Ora, la proposta dell’Ulivo era davvero vicinissima al Bundesrat tedesco, sia sul piano della composizione (rigorosamente riservata alle istituzioni regionali o lander) sia sul piano della definizione numerica per ciascuna regione (o land). Cosa diavolo c’entri, però, il modello tedesco sollevato dalla Boschi con la sua proposta di legge resta davvero un mistero. Il Senato immaginato dalla coppia Renzi-Boschi è infatti una composizione di tre istanze istituzionali: Quirinale, Regioni, Comuni. E non attribuisce i seggi in base al numero della popolazione, ma ad un astruso calcolo che qui evitiamo di riportare (basti dire che la Val d’Aosta o il Molise avranno lo stesso numero di senatori del Piemonte o della Lombardia. Il modello sembra quello del Senato americano, piuttosto, che elegge due senatori in ognuno dei 50 stati a prescindere dalla popolazione). 

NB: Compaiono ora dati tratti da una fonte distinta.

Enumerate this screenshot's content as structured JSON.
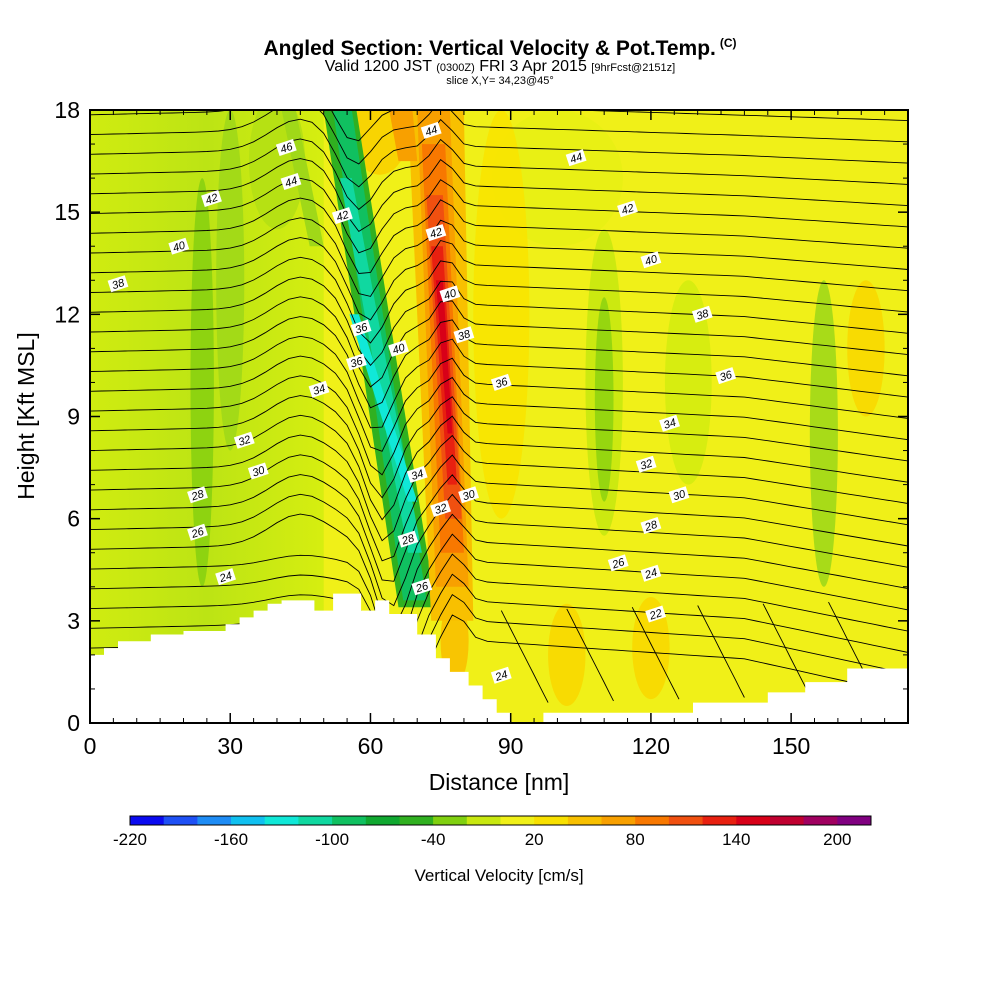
{
  "header": {
    "title": "Angled Section: Vertical Velocity & Pot.Temp.",
    "title_suffix": "(C)",
    "valid_prefix": "Valid 1200 JST",
    "valid_utc": "(0300Z)",
    "valid_date": "FRI 3 Apr 2015",
    "forecast": "[9hrFcst@2151z]",
    "slice": "slice X,Y= 34,23@45°"
  },
  "chart_data": {
    "type": "heatmap",
    "title": "Angled Section: Vertical Velocity & Pot.Temp.",
    "xlabel": "Distance [nm]",
    "ylabel": "Height [Kft MSL]",
    "xlim": [
      0,
      175
    ],
    "ylim": [
      0,
      18
    ],
    "x_ticks": [
      0,
      30,
      60,
      90,
      120,
      150
    ],
    "y_ticks": [
      0,
      3,
      6,
      9,
      12,
      15,
      18
    ],
    "colorbar": {
      "label": "Vertical Velocity [cm/s]",
      "range": [
        -220,
        220
      ],
      "step": 20,
      "tick_labels": [
        -220,
        -160,
        -100,
        -40,
        20,
        80,
        140,
        200
      ],
      "colors": [
        "#0a0af0",
        "#1e50f5",
        "#1e8cf5",
        "#10c0f0",
        "#10e8d8",
        "#10d8a0",
        "#10c060",
        "#10a830",
        "#30b020",
        "#80d010",
        "#c8e810",
        "#f0f018",
        "#f8e000",
        "#f8c000",
        "#f8a000",
        "#f87800",
        "#f05010",
        "#e82010",
        "#d80018",
        "#c00030",
        "#a00060",
        "#800080"
      ]
    },
    "background_field": [
      {
        "x_range": [
          0,
          50
        ],
        "vv_range": [
          -20,
          20
        ],
        "description_color": "#c8e810"
      },
      {
        "x_range": [
          87,
          175
        ],
        "vv_range": [
          0,
          20
        ],
        "description_color": "#f0f018"
      }
    ],
    "updraft_core": {
      "x_range": [
        71,
        81
      ],
      "height_range": [
        4,
        18
      ],
      "max_vv": 140
    },
    "downdraft_core": {
      "x_range": [
        52,
        72
      ],
      "height_range": [
        3,
        18
      ],
      "min_vv": -100
    },
    "theta_contour_labels": [
      {
        "value": 46,
        "x": 42,
        "y": 16.9
      },
      {
        "value": 44,
        "x": 43,
        "y": 15.9
      },
      {
        "value": 42,
        "x": 26,
        "y": 15.4
      },
      {
        "value": 42,
        "x": 54,
        "y": 14.9
      },
      {
        "value": 40,
        "x": 19,
        "y": 14.0
      },
      {
        "value": 38,
        "x": 6,
        "y": 12.9
      },
      {
        "value": 36,
        "x": 58,
        "y": 11.6
      },
      {
        "value": 36,
        "x": 57,
        "y": 10.6
      },
      {
        "value": 34,
        "x": 49,
        "y": 9.8
      },
      {
        "value": 32,
        "x": 33,
        "y": 8.3
      },
      {
        "value": 30,
        "x": 36,
        "y": 7.4
      },
      {
        "value": 28,
        "x": 23,
        "y": 6.7
      },
      {
        "value": 26,
        "x": 23,
        "y": 5.6
      },
      {
        "value": 24,
        "x": 29,
        "y": 4.3
      },
      {
        "value": 44,
        "x": 73,
        "y": 17.4
      },
      {
        "value": 42,
        "x": 74,
        "y": 14.4
      },
      {
        "value": 40,
        "x": 77,
        "y": 12.6
      },
      {
        "value": 40,
        "x": 66,
        "y": 11.0
      },
      {
        "value": 38,
        "x": 80,
        "y": 11.4
      },
      {
        "value": 36,
        "x": 88,
        "y": 10.0
      },
      {
        "value": 34,
        "x": 70,
        "y": 7.3
      },
      {
        "value": 32,
        "x": 75,
        "y": 6.3
      },
      {
        "value": 30,
        "x": 81,
        "y": 6.7
      },
      {
        "value": 28,
        "x": 68,
        "y": 5.4
      },
      {
        "value": 26,
        "x": 71,
        "y": 4.0
      },
      {
        "value": 24,
        "x": 88,
        "y": 1.4
      },
      {
        "value": 44,
        "x": 104,
        "y": 16.6
      },
      {
        "value": 42,
        "x": 115,
        "y": 15.1
      },
      {
        "value": 40,
        "x": 120,
        "y": 13.6
      },
      {
        "value": 38,
        "x": 131,
        "y": 12.0
      },
      {
        "value": 36,
        "x": 136,
        "y": 10.2
      },
      {
        "value": 34,
        "x": 124,
        "y": 8.8
      },
      {
        "value": 32,
        "x": 119,
        "y": 7.6
      },
      {
        "value": 30,
        "x": 126,
        "y": 6.7
      },
      {
        "value": 28,
        "x": 120,
        "y": 5.8
      },
      {
        "value": 26,
        "x": 113,
        "y": 4.7
      },
      {
        "value": 24,
        "x": 120,
        "y": 4.4
      },
      {
        "value": 22,
        "x": 121,
        "y": 3.2
      }
    ],
    "terrain": [
      [
        0,
        2
      ],
      [
        3,
        2
      ],
      [
        3,
        2.2
      ],
      [
        6,
        2.2
      ],
      [
        6,
        2.4
      ],
      [
        13,
        2.4
      ],
      [
        13,
        2.6
      ],
      [
        20,
        2.6
      ],
      [
        20,
        2.7
      ],
      [
        29,
        2.7
      ],
      [
        29,
        2.9
      ],
      [
        32,
        2.9
      ],
      [
        32,
        3.1
      ],
      [
        35,
        3.1
      ],
      [
        35,
        3.3
      ],
      [
        38,
        3.3
      ],
      [
        38,
        3.5
      ],
      [
        41,
        3.5
      ],
      [
        41,
        3.6
      ],
      [
        48,
        3.6
      ],
      [
        48,
        3.3
      ],
      [
        52,
        3.3
      ],
      [
        52,
        3.8
      ],
      [
        58,
        3.8
      ],
      [
        58,
        3.3
      ],
      [
        61,
        3.3
      ],
      [
        61,
        3.6
      ],
      [
        64,
        3.6
      ],
      [
        64,
        3.2
      ],
      [
        70,
        3.2
      ],
      [
        70,
        2.6
      ],
      [
        74,
        2.6
      ],
      [
        74,
        1.9
      ],
      [
        77,
        1.9
      ],
      [
        77,
        1.5
      ],
      [
        81,
        1.5
      ],
      [
        81,
        1.1
      ],
      [
        84,
        1.1
      ],
      [
        84,
        0.7
      ],
      [
        87,
        0.7
      ],
      [
        87,
        0.3
      ],
      [
        90,
        0.3
      ],
      [
        90,
        0
      ],
      [
        97,
        0
      ],
      [
        97,
        0.3
      ],
      [
        129,
        0.3
      ],
      [
        129,
        0.6
      ],
      [
        145,
        0.6
      ],
      [
        145,
        0.9
      ],
      [
        153,
        0.9
      ],
      [
        153,
        1.2
      ],
      [
        162,
        1.2
      ],
      [
        162,
        1.6
      ],
      [
        175,
        1.6
      ]
    ]
  }
}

Insomma, la Boschi rimprovera a Chiti una mancata coerenza con l’Ulivo, che proprio il suo testo strappa, nel merito e nel metodo. La differenza tra il sistema istituzionale e il Senato tedeschi e il modello immaginato e proposto dal governo è notevole ed evidente. Perciò, qual è la ragione di quella stramba provocazione del ministro Boschi? Se non quella di cercare un radicamento nobile nelle tesi uliviste? Radicamento del tutto inesistente, come si vede.

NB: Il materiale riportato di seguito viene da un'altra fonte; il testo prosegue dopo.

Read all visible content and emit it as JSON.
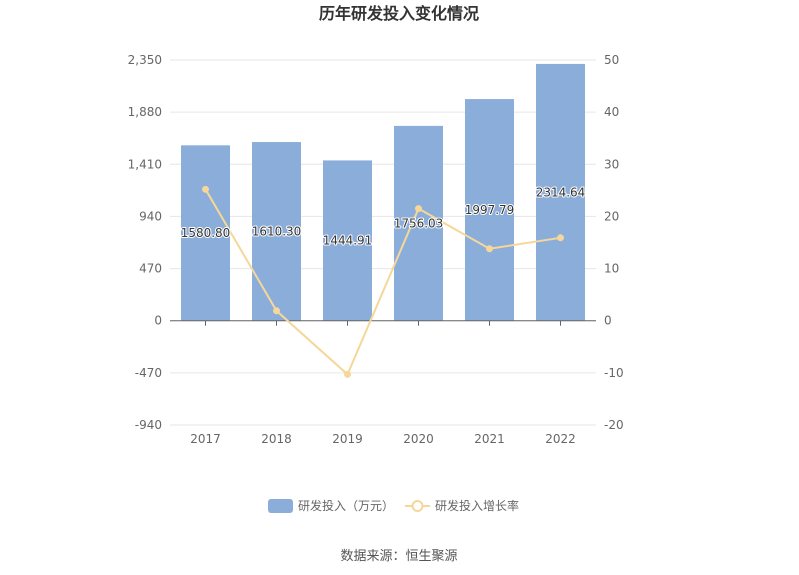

Vannino Chiti, che è politico di rango e informato, ha infatti risposto per le rime alla provocazione, diciamolo, un po’ saccente, della Boschi. Il testo del suo intervento è pubblicato integralmente su Dazebao. 

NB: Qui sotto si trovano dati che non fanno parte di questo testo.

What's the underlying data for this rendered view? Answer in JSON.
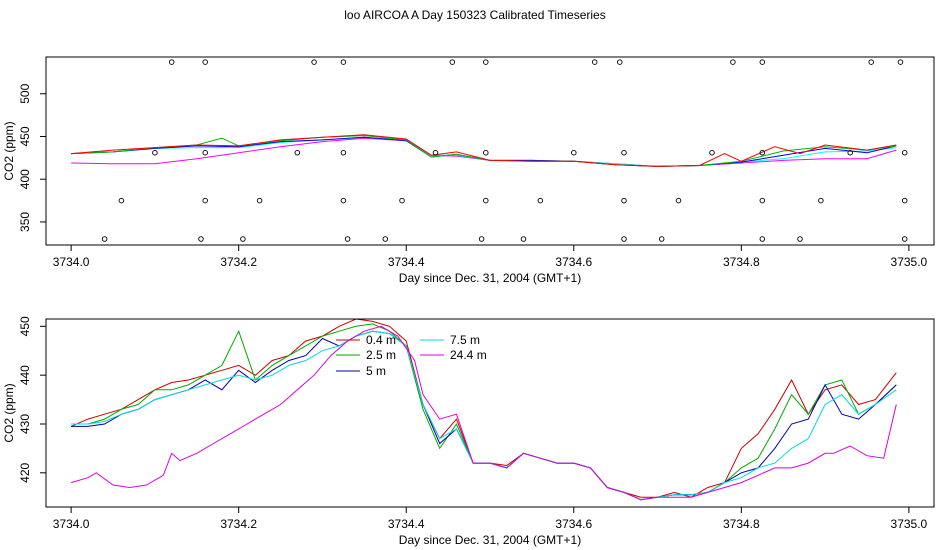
{
  "title": "loo AIRCOA A  Day 150323  Calibrated Timeseries",
  "chart_data": [
    {
      "type": "line",
      "xlabel": "Day since Dec. 31, 2004 (GMT+1)",
      "ylabel": "CO2 (ppm)",
      "xlim": [
        3733.97,
        3735.03
      ],
      "ylim": [
        323,
        543
      ],
      "x_ticks": [
        3734.0,
        3734.2,
        3734.4,
        3734.6,
        3734.8,
        3735.0
      ],
      "x_tick_labels": [
        "3734.0",
        "3734.2",
        "3734.4",
        "3734.6",
        "3734.8",
        "3735.0"
      ],
      "y_ticks": [
        350,
        400,
        450,
        500
      ],
      "y_tick_labels": [
        "350",
        "400",
        "450",
        "500"
      ],
      "legend": false,
      "series": [
        {
          "color": "#ff00ff",
          "x": [
            3734.0,
            3734.05,
            3734.1,
            3734.15,
            3734.2,
            3734.25,
            3734.3,
            3734.35,
            3734.4,
            3734.43,
            3734.46,
            3734.5,
            3734.55,
            3734.6,
            3734.65,
            3734.7,
            3734.75,
            3734.8,
            3734.85,
            3734.9,
            3734.95,
            3734.985
          ],
          "y": [
            419,
            418,
            418,
            424,
            431,
            438,
            444,
            448,
            445,
            428,
            427,
            422,
            422,
            421,
            418,
            415,
            416,
            419,
            422,
            424,
            424,
            434
          ]
        },
        {
          "color": "#00ffff",
          "x": [
            3734.0,
            3734.05,
            3734.1,
            3734.15,
            3734.2,
            3734.25,
            3734.3,
            3734.35,
            3734.4,
            3734.43,
            3734.46,
            3734.5,
            3734.55,
            3734.6,
            3734.65,
            3734.7,
            3734.75,
            3734.8,
            3734.85,
            3734.9,
            3734.95,
            3734.985
          ],
          "y": [
            430,
            432,
            436,
            437,
            437,
            443,
            446,
            449,
            445,
            428,
            428,
            422,
            422,
            421,
            418,
            415,
            416,
            420,
            424,
            432,
            433,
            437
          ]
        },
        {
          "color": "#0000ff",
          "x": [
            3734.0,
            3734.05,
            3734.1,
            3734.15,
            3734.2,
            3734.25,
            3734.3,
            3734.35,
            3734.4,
            3734.43,
            3734.46,
            3734.5,
            3734.55,
            3734.6,
            3734.65,
            3734.7,
            3734.75,
            3734.8,
            3734.85,
            3734.9,
            3734.95,
            3734.985
          ],
          "y": [
            430,
            432,
            436,
            439,
            438,
            444,
            446,
            449,
            445,
            426,
            429,
            422,
            422,
            421,
            417,
            415,
            416,
            420,
            428,
            436,
            431,
            439
          ]
        },
        {
          "color": "#00bb00",
          "x": [
            3734.0,
            3734.05,
            3734.1,
            3734.15,
            3734.18,
            3734.2,
            3734.25,
            3734.3,
            3734.35,
            3734.4,
            3734.43,
            3734.46,
            3734.5,
            3734.55,
            3734.6,
            3734.65,
            3734.7,
            3734.75,
            3734.8,
            3734.85,
            3734.9,
            3734.95,
            3734.985
          ],
          "y": [
            430,
            432,
            437,
            440,
            448,
            439,
            445,
            449,
            451,
            446,
            426,
            429,
            422,
            421,
            421,
            417,
            415,
            416,
            421,
            433,
            438,
            434,
            439
          ]
        },
        {
          "color": "#ff0000",
          "x": [
            3734.0,
            3734.05,
            3734.1,
            3734.15,
            3734.2,
            3734.25,
            3734.3,
            3734.35,
            3734.4,
            3734.43,
            3734.46,
            3734.5,
            3734.55,
            3734.6,
            3734.65,
            3734.7,
            3734.75,
            3734.78,
            3734.8,
            3734.84,
            3734.87,
            3734.9,
            3734.95,
            3734.985
          ],
          "y": [
            430,
            434,
            437,
            440,
            439,
            446,
            449,
            452,
            447,
            428,
            432,
            422,
            421,
            421,
            417,
            415,
            416,
            430,
            421,
            438,
            430,
            440,
            434,
            440
          ]
        }
      ],
      "circle_markers": {
        "rows_y": [
          537,
          431,
          375,
          330
        ],
        "row1_x": [
          3734.12,
          3734.16,
          3734.29,
          3734.325,
          3734.455,
          3734.495,
          3734.625,
          3734.655,
          3734.79,
          3734.825,
          3734.955,
          3734.99
        ],
        "row2_x": [
          3734.1,
          3734.16,
          3734.27,
          3734.325,
          3734.435,
          3734.495,
          3734.6,
          3734.66,
          3734.765,
          3734.825,
          3734.93,
          3734.995
        ],
        "row3_x": [
          3734.06,
          3734.16,
          3734.225,
          3734.325,
          3734.395,
          3734.495,
          3734.56,
          3734.66,
          3734.725,
          3734.825,
          3734.895,
          3734.995
        ],
        "row4_x": [
          3734.04,
          3734.155,
          3734.205,
          3734.33,
          3734.375,
          3734.49,
          3734.54,
          3734.66,
          3734.705,
          3734.825,
          3734.87,
          3734.995
        ]
      }
    },
    {
      "type": "line",
      "xlabel": "Day since Dec. 31, 2004 (GMT+1)",
      "ylabel": "CO2 (ppm)",
      "xlim": [
        3733.97,
        3735.03
      ],
      "ylim": [
        413,
        451.5
      ],
      "x_ticks": [
        3734.0,
        3734.2,
        3734.4,
        3734.6,
        3734.8,
        3735.0
      ],
      "x_tick_labels": [
        "3734.0",
        "3734.2",
        "3734.4",
        "3734.6",
        "3734.8",
        "3735.0"
      ],
      "y_ticks": [
        420,
        430,
        440,
        450
      ],
      "y_tick_labels": [
        "420",
        "430",
        "440",
        "450"
      ],
      "legend": true,
      "legend_position": "top-center",
      "series": [
        {
          "name": "0.4 m",
          "color": "#cc0000",
          "x": [
            3734.0,
            3734.02,
            3734.04,
            3734.06,
            3734.08,
            3734.1,
            3734.12,
            3734.14,
            3734.16,
            3734.18,
            3734.2,
            3734.22,
            3734.24,
            3734.26,
            3734.28,
            3734.3,
            3734.32,
            3734.34,
            3734.36,
            3734.38,
            3734.4,
            3734.42,
            3734.44,
            3734.46,
            3734.48,
            3734.5,
            3734.52,
            3734.54,
            3734.56,
            3734.58,
            3734.6,
            3734.62,
            3734.64,
            3734.66,
            3734.68,
            3734.7,
            3734.72,
            3734.74,
            3734.76,
            3734.78,
            3734.8,
            3734.82,
            3734.84,
            3734.86,
            3734.88,
            3734.9,
            3734.92,
            3734.94,
            3734.96,
            3734.985
          ],
          "y": [
            429.5,
            431,
            432,
            433,
            435,
            437,
            438.5,
            439,
            440,
            441,
            442,
            440,
            443,
            444,
            447,
            448,
            450,
            451.5,
            451,
            450,
            447,
            434,
            427,
            431,
            422,
            422,
            421.5,
            424,
            423,
            422,
            422,
            421,
            417,
            416,
            415,
            415,
            416,
            415,
            417,
            418,
            425,
            428,
            433,
            439,
            432,
            437,
            438,
            434,
            435,
            440.5
          ]
        },
        {
          "name": "2.5 m",
          "color": "#00aa00",
          "x": [
            3734.0,
            3734.02,
            3734.04,
            3734.06,
            3734.08,
            3734.1,
            3734.12,
            3734.14,
            3734.16,
            3734.18,
            3734.2,
            3734.22,
            3734.24,
            3734.26,
            3734.28,
            3734.3,
            3734.32,
            3734.34,
            3734.36,
            3734.38,
            3734.4,
            3734.42,
            3734.44,
            3734.46,
            3734.48,
            3734.5,
            3734.52,
            3734.54,
            3734.56,
            3734.58,
            3734.6,
            3734.62,
            3734.64,
            3734.66,
            3734.68,
            3734.7,
            3734.72,
            3734.74,
            3734.76,
            3734.78,
            3734.8,
            3734.82,
            3734.84,
            3734.86,
            3734.88,
            3734.9,
            3734.92,
            3734.94,
            3734.96,
            3734.985
          ],
          "y": [
            430,
            430,
            431,
            433,
            434,
            437,
            437,
            438,
            440,
            442,
            449,
            439,
            442,
            444,
            446,
            448,
            449,
            450,
            450.5,
            449,
            446,
            433,
            425,
            430,
            422,
            422,
            421,
            424,
            423,
            422,
            422,
            421,
            417,
            416,
            414.5,
            415,
            415.5,
            415.5,
            416,
            418,
            421,
            423,
            429,
            436,
            432,
            438,
            439,
            432,
            434,
            438
          ]
        },
        {
          "name": "5 m",
          "color": "#0000aa",
          "x": [
            3734.0,
            3734.02,
            3734.04,
            3734.06,
            3734.08,
            3734.1,
            3734.12,
            3734.14,
            3734.16,
            3734.18,
            3734.2,
            3734.22,
            3734.24,
            3734.26,
            3734.28,
            3734.3,
            3734.32,
            3734.34,
            3734.36,
            3734.38,
            3734.4,
            3734.42,
            3734.44,
            3734.46,
            3734.48,
            3734.5,
            3734.52,
            3734.54,
            3734.56,
            3734.58,
            3734.6,
            3734.62,
            3734.64,
            3734.66,
            3734.68,
            3734.7,
            3734.72,
            3734.74,
            3734.76,
            3734.78,
            3734.8,
            3734.82,
            3734.84,
            3734.86,
            3734.88,
            3734.9,
            3734.92,
            3734.94,
            3734.96,
            3734.985
          ],
          "y": [
            429.5,
            429.5,
            430,
            432,
            433,
            435,
            436,
            437,
            439,
            437,
            441,
            438.5,
            441,
            443,
            444,
            447.5,
            446,
            448,
            449,
            448.5,
            446,
            434,
            426,
            429,
            422,
            422,
            421,
            424,
            423,
            422,
            422,
            421,
            417,
            416,
            414.5,
            415,
            415.5,
            415.5,
            416,
            418,
            420,
            421,
            425,
            430,
            431,
            438,
            432,
            431,
            434,
            438
          ]
        },
        {
          "name": "7.5 m",
          "color": "#00dddd",
          "x": [
            3734.0,
            3734.02,
            3734.04,
            3734.06,
            3734.08,
            3734.1,
            3734.12,
            3734.14,
            3734.16,
            3734.18,
            3734.2,
            3734.22,
            3734.24,
            3734.26,
            3734.28,
            3734.3,
            3734.32,
            3734.34,
            3734.36,
            3734.38,
            3734.4,
            3734.42,
            3734.44,
            3734.46,
            3734.48,
            3734.5,
            3734.52,
            3734.54,
            3734.56,
            3734.58,
            3734.6,
            3734.62,
            3734.64,
            3734.66,
            3734.68,
            3734.7,
            3734.72,
            3734.74,
            3734.76,
            3734.78,
            3734.8,
            3734.82,
            3734.84,
            3734.86,
            3734.88,
            3734.9,
            3734.92,
            3734.94,
            3734.96,
            3734.985
          ],
          "y": [
            430,
            430,
            430.5,
            432,
            433,
            435,
            436,
            437,
            438,
            439,
            440,
            439,
            440,
            442,
            443,
            445,
            446,
            448,
            449,
            448.5,
            446,
            434,
            427,
            429,
            422,
            422,
            421,
            424,
            423,
            422,
            422,
            421,
            417,
            416,
            414.5,
            415,
            415.5,
            415.5,
            416,
            418,
            419,
            421,
            422,
            425,
            427,
            434,
            436,
            432,
            434,
            437
          ]
        },
        {
          "name": "24.4 m",
          "color": "#dd00dd",
          "x": [
            3734.0,
            3734.02,
            3734.03,
            3734.05,
            3734.07,
            3734.09,
            3734.11,
            3734.12,
            3734.13,
            3734.15,
            3734.17,
            3734.19,
            3734.21,
            3734.23,
            3734.25,
            3734.27,
            3734.29,
            3734.31,
            3734.33,
            3734.35,
            3734.37,
            3734.39,
            3734.41,
            3734.42,
            3734.44,
            3734.46,
            3734.48,
            3734.5,
            3734.52,
            3734.54,
            3734.56,
            3734.58,
            3734.6,
            3734.62,
            3734.64,
            3734.66,
            3734.68,
            3734.7,
            3734.72,
            3734.74,
            3734.76,
            3734.78,
            3734.8,
            3734.82,
            3734.84,
            3734.86,
            3734.88,
            3734.9,
            3734.91,
            3734.93,
            3734.95,
            3734.97,
            3734.985
          ],
          "y": [
            418,
            419,
            420,
            417.5,
            417,
            417.5,
            419.5,
            424,
            422.5,
            424,
            426,
            428,
            430,
            432,
            434,
            437,
            440,
            444,
            447,
            449,
            450,
            448,
            443,
            436,
            431,
            432,
            422,
            422,
            421,
            424,
            423,
            422,
            422,
            421,
            417,
            416,
            414.5,
            415,
            415,
            415,
            416,
            417,
            418,
            419.5,
            421,
            421,
            422,
            424,
            424,
            425.5,
            423.5,
            423,
            434
          ]
        }
      ]
    }
  ]
}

Ciò che qui ci interessa è la sottolineatura di Chiti dell’interesse verso il modello spagnolo (dopo aver giustamente negato che il testo della Boschi sia fondato sul modello tedesco). Il Senato spagnolo infatti è un saggio mix di senatori eletti a suffragio universale (208) e di senatori eletti dai governi territoriali (tra i 56 e i 58). Anche in Spagna, il Senato è organo istituzionale di rappresentanza territoriale e non perde alcuna delle sue funzioni se è elettivo. Anzi, le esalta, proprio nei confronti della Corona e del Congresso dei Deputati. In Spagna, hanno ritenuto che l’elettività del Senato potesse rafforzare i poteri di controllo legislativo dei territori, sulle istituzioni centrali, pur nelle vistose differenze funzionali. Ovvero, ai legislatori spagnoli non è sfuggita la questione dei checks and balances (delle autorità di controllo) dinanzi ai poteri di una sola Camera e di un esecutivo fortemente rafforzato. Per questo, il Senato è per più dei due terzi elettivo.

La proposta avanzata da Chiti e da altri senatori pare davvero più saggia e coerente rispetto al minestrone di modelli elaborato dal governo Renzi (al solo dichiarato scopo di “fare presto” e di “eliminare gli sprechi”, come se il Senato fosse uno spreco in sé). Può la fretta, motivata dalla Boschi nel corso della sua intervista a De Marchis, giustificare l’irrazionalità di un atto costituzionale? Assolutamente no. Meglio, molto meglio, se Chiti e gli altri senatori non mollassero e invocassero almeno un po’ di verità nel dibattito pubblico. Soprattutto quando a parlare sono ministri, giovani, di questo governo.